On iOS 11 many of our layouts are breaking due to labels apparently misreporting their intrinsicContentSize.
The bug seems to manifest worst when a UILabel is wrapped in another view that attempts to implement intrinsicContentSize
itself. Like so (simplified & contrived example):
class LabelView: UIView {
let label = UILabel()
override init(frame: CGRect) {
super.init(frame: frame)
self.setup()
}
required init?(coder aDecoder: NSCoder) {
fatalError("init(coder:) has not been implemented")
}
private func setup() {
self.label.textColor = .black
self.label.backgroundColor = .green
self.backgroundColor = .red
self.label.numberOfLines = 0
self.addSubview(self.label)
self.label.translatesAutoresizingMaskIntoConstraints = false
self.label.leadingAnchor.constraint(equalTo: self.leadingAnchor).isActive = true
self.label.trailingAnchor.constraint(lessThanOrEqualTo: self.trailingAnchor).isActive = true
self.label.topAnchor.constraint(equalTo: self.topAnchor).isActive = true
self.label.bottomAnchor.constraint(equalTo: self.bottomAnchor).isActive = true
}
override var intrinsicContentSize: CGSize {
let size = self.label.intrinsicContentSize
print(size)
return size
}
}
The intrinsicContentSize
of the UILabel is very distinctive and looks something like: (width: 1073741824.0, height: 20.5)

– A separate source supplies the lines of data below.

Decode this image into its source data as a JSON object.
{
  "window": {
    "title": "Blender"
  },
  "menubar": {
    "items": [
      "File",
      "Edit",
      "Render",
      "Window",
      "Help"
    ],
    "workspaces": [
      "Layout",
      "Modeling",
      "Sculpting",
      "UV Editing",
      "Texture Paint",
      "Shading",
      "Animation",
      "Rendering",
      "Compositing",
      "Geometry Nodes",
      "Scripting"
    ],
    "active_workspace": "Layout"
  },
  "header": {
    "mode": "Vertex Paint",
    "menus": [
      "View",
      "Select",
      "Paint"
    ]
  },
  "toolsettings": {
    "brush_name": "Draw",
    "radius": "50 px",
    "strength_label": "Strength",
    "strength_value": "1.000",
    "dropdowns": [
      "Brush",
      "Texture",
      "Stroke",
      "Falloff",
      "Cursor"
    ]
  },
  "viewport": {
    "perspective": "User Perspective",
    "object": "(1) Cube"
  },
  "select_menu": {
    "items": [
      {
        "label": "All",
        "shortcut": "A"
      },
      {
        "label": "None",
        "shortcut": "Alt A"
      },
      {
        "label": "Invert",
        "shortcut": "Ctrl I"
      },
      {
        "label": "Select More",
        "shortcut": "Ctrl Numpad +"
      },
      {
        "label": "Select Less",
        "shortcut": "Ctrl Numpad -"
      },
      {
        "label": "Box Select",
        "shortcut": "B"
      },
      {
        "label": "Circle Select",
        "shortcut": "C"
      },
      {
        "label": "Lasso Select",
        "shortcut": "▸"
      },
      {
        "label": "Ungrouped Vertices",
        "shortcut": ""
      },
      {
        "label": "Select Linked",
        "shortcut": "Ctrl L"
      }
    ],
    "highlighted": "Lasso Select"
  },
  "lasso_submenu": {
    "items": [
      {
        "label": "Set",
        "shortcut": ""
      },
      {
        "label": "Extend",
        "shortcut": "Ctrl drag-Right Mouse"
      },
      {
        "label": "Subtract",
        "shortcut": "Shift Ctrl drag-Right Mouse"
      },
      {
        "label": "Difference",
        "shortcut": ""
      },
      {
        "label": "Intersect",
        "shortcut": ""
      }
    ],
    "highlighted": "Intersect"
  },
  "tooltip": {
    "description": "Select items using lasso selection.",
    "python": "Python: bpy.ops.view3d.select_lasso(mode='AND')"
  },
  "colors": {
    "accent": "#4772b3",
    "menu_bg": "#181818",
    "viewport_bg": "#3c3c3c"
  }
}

. This causes the layout cycle to give far too much space to the view's wrapper.
This only occurs when compiling for iOS 11 from XCode 9. When running on iOS 11 compiled on the iOS 10 SDK (on XCode 8).
On XCode 8 (iOS 10) the view is rendered correctly like so:
on XCode 9 (iOS 11) the view is rendered like this:
A Gist with full playground code demonstrating this issue is here.
I have filed a radar for this and have at least one solution to the problem (see answer below). I wonder if anyone else has had this problem or has alternative approached you might try.